Die sogenannten Biokraftstoffe sind alles andere als bio. Das hat dieser Tage einmal mehr eine Studie der Deutschen Umwelthilfe (DUH) gezeigt. Schon seit den 1990ern ist bekannt, dass der Energie- und Flächenaufwand für die meist aus Raps, Mais, Palmöl oder auch Zuckerrohr gewonnenen Kraftstoffe erheblich ist und ihr Einsatz daher nicht unbedingt wünschenswert. Dennoch werden sie seit Jahren als Beimischungen zu Benzin und Diesel als E5, E10, B7, B19 oder auch HVO 100 verkauft.

Vielen konservativen und liberalen Politikern gelten sie als umweltschonende Alternative. Zuletzt forderte der Lobbyverband der Automobilindustrie, die Entwicklung »erneuerbarer« Treibstoffe gezielt zu fördern. Der Kraftstoff HVO 100 geriet in die Schlagzeilen, weil der Verkehrsstaatssekretär Oliver Luksic (FDP) die Schirmherrschaft einer Werbekampagne für ihn übernommen hatte.
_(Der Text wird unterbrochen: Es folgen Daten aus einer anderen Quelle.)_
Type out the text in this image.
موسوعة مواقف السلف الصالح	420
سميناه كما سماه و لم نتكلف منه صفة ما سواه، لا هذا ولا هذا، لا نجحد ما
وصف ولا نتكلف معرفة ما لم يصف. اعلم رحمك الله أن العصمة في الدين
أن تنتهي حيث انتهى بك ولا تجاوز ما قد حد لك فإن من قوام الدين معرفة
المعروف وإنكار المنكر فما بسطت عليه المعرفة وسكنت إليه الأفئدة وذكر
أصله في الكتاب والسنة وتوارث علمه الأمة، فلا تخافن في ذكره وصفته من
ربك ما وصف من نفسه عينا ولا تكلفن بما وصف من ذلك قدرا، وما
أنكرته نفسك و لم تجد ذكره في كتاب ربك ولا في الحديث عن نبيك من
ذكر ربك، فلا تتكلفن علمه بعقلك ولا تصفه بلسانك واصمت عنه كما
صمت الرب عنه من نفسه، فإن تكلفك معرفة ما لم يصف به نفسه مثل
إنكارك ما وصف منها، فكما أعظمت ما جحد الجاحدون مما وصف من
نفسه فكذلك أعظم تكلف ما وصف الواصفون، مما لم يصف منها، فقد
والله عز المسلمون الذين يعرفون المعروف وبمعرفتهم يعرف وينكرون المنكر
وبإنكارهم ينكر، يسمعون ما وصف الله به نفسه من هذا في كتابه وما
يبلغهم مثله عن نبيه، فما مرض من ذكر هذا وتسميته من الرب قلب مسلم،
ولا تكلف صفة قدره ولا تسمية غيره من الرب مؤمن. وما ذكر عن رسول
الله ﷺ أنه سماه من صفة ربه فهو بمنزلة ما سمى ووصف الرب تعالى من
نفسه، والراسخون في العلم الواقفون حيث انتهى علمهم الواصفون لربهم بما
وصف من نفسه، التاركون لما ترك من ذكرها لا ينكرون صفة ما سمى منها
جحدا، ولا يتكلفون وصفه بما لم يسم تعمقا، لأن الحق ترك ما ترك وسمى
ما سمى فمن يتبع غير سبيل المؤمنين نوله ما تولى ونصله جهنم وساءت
Auch sein »Arbeitgeber« Volker Wissing (FDP) hatte sich laut Recherche des ZDF-Magazins »Frontal« gegen Bezahlung für die Kampagne einspannen lassen und verweigerte zugleich die Herausgabe von Abgasmessdaten für den vermeintlich besonders sauberen Dieselersatz.

Nun hat eine im Auftrag der DUH vom Heidelberger Institut für Energie- und Umweltforschung (IFEU) durchgeführte Studie erneut die negativen Seiten dieser vermeintlichen Alternative beleuchtet. Als Argument für ihren Einsatz wird meist angeführt, dass das bei ihrer Verbrennung freigesetzte CO2 durch das Nachwachsen der Pflanzen wieder gebunden wird. Zum einen bleiben aber all die anderen mit dem Verbrennungsmotor verbundenen Probleme bestehen, wie etwa die Emissionen schädlicher Stickoxide, an denen hierzulande jährlich nach unterschiedlichen Abschätzungen einige hundert oder auch bis zu 8.000 Menschen sterben.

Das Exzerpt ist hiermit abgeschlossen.